Mgr de Hercé: évêque de Dol depuis février 1767, il remplit sa charge pastorale de manière exemplaire. Elu en 1774 par les Etats de Bretagne pour les représenter auprès du roi Louis XV, il prononce un discours devant celui-ci pour défendre les intérêts de la Bretagne, harangue qui impressionne favorablement le roi. Début 1788, le voici de nouveau devant le roi, mais il s'agit de Louis XVI. Lors de la présentation du cahier de doléances des Etats de Bretagne, il n'hésite pas à dénoncer l'Edit de tolérance qui accordait un état-civil aux non-catholiques. Son audace lui vaut d'être exilé sur ses terres de bretagne où il est accueilli comme un héros. Cet homme de conviction s'oppose à la Constitution civile du Clergé, proteste contre la disparition de son diocèse et continue d'ordonner des prêtres y compris des candidats venus d'autres diocèses. Il finit par s'exiler à Mayenne le 1er avril 1791. C'est le point de départ d'un long périple – trop long à relater ici - qui le mènera à la mort le 28 juillet 1794, suite à l'échec du débarquement des royalistes dans la presqu'île de Quiberon. Il meurt sous les balles des Bleus en compagnie de son frère François et d'un groupe de 11 prêtres et de 3 officiers.
On doit mentionner:
Anne-François-Victor Le Tonnelier de Breteuil, évêque de Montauban, dont le diocèse avait été supprimé lors de la réforme de 1790. Réfugié en Normandie, il est arrêté à Rouen le 4 juillet 1794 et meurt en prison le 14 août suivant.

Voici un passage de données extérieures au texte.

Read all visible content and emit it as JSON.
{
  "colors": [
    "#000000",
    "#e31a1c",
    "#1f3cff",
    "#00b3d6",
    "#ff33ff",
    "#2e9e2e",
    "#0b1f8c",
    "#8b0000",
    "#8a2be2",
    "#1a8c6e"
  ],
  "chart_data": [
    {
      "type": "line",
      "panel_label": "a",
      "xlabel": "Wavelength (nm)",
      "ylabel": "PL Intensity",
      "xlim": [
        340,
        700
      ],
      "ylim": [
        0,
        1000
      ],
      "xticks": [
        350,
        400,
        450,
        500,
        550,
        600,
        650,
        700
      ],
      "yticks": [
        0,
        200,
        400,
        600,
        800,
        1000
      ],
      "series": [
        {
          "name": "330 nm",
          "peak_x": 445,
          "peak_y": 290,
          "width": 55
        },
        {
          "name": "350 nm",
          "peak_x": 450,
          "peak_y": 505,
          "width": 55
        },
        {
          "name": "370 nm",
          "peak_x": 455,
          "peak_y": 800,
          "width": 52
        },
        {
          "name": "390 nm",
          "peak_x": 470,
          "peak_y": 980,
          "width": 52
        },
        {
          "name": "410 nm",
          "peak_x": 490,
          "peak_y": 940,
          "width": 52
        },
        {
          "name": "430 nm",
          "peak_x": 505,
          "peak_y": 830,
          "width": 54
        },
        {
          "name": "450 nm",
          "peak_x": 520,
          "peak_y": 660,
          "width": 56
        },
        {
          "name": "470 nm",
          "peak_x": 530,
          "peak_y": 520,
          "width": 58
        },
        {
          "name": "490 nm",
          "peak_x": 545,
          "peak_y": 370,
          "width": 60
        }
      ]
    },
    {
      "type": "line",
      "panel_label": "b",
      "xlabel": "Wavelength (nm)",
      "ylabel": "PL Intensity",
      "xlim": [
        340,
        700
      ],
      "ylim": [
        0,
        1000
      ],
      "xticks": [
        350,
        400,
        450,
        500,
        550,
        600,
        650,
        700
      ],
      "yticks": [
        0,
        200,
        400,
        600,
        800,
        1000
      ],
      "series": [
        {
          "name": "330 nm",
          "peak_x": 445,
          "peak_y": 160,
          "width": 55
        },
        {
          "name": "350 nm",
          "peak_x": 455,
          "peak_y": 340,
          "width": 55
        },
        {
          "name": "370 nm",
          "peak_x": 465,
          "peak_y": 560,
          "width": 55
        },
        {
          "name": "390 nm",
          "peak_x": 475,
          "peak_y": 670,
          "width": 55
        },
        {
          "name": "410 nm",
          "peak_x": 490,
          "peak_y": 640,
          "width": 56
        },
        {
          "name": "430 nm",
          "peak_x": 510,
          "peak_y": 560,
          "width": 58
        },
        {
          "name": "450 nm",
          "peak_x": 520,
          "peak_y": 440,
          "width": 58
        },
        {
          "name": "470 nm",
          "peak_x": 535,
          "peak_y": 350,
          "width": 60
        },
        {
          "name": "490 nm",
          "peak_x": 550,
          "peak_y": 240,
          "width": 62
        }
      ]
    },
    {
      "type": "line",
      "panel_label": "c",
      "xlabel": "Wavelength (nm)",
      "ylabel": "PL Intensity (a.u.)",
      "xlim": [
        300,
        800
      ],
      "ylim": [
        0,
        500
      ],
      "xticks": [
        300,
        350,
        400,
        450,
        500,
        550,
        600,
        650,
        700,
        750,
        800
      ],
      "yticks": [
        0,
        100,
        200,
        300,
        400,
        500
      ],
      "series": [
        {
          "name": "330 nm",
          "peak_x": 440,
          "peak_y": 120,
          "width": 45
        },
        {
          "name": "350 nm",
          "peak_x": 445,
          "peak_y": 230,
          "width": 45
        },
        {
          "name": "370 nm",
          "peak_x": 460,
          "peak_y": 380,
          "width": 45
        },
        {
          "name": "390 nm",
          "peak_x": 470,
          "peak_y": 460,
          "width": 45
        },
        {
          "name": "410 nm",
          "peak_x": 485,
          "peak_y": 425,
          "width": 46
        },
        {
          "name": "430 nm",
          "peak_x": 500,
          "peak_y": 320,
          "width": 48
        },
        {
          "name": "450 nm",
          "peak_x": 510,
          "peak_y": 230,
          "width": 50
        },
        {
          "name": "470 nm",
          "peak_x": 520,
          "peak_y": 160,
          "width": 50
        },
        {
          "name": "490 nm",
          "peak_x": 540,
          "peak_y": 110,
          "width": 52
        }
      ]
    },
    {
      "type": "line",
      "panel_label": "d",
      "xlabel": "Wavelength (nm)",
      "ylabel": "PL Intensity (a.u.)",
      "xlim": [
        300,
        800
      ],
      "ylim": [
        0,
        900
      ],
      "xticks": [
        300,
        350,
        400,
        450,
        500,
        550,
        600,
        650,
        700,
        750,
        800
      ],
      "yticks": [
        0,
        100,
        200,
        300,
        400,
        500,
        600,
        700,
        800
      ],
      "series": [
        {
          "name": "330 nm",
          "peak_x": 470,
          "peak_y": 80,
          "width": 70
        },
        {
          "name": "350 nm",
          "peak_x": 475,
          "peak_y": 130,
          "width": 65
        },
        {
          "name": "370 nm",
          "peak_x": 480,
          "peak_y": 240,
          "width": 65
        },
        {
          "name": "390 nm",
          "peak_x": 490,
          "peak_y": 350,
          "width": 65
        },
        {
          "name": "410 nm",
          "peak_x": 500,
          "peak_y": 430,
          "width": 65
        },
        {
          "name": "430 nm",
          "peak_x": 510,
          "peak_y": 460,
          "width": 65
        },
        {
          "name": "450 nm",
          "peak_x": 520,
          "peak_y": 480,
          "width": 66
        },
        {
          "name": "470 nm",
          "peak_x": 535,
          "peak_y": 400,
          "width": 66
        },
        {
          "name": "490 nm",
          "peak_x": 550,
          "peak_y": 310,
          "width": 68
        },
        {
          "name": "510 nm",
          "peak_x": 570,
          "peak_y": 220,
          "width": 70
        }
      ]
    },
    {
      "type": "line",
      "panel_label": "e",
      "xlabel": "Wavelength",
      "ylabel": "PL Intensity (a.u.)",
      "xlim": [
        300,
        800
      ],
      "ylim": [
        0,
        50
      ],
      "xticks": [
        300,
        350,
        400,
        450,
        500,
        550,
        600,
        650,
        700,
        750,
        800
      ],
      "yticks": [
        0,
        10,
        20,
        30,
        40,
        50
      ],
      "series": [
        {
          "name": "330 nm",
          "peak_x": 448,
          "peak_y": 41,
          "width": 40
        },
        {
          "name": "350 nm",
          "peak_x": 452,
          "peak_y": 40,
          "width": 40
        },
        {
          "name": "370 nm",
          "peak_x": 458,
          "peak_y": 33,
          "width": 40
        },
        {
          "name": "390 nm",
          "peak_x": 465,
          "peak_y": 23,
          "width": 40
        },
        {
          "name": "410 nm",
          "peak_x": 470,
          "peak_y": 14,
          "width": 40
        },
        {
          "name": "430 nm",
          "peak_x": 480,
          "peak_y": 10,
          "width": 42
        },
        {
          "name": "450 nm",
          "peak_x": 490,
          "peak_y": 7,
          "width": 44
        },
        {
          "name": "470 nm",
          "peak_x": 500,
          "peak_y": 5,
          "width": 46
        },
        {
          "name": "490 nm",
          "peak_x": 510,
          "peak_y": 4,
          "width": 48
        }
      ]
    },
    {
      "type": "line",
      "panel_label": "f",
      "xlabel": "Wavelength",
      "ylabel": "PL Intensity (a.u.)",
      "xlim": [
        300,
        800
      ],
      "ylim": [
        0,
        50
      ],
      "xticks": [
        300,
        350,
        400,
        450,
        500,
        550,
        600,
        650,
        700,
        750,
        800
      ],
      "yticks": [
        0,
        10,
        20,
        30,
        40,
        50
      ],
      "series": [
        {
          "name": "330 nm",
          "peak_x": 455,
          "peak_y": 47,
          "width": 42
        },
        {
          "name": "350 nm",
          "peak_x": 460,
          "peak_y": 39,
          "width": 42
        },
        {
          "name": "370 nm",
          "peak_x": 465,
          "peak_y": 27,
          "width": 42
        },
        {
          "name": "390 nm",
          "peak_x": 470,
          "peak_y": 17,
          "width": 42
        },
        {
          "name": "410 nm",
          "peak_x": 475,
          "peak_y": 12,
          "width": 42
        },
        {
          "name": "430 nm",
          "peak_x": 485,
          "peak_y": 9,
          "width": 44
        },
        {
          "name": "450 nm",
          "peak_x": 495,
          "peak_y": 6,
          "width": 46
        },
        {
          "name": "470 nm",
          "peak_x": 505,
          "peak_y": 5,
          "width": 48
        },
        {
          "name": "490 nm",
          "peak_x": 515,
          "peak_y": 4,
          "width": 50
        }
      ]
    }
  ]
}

Cas particulier : Guillaume-Louis du Tillet, dernier évêque d'Orange. Arrêté le 9 octobre 1793, il est emprisonné à Provins, puis transféré à Melun et Fontainebleau, finalement ramené à Provins. Libéré, le 27 septembre 1794, il meurt deux mois après.
Un évêque constitutionnel fit les frais de la Révolution - la révolution finit par dévorer ses propres enfants - il s'agit de Claude Fauchet, évêque de Caen, guillotiné le 10 brumaire an II (31 octobre 1793) pour avoir entretenu une correspondance avec Charlotte Corday et suspecté pour des relations avec les Girondins de Caen.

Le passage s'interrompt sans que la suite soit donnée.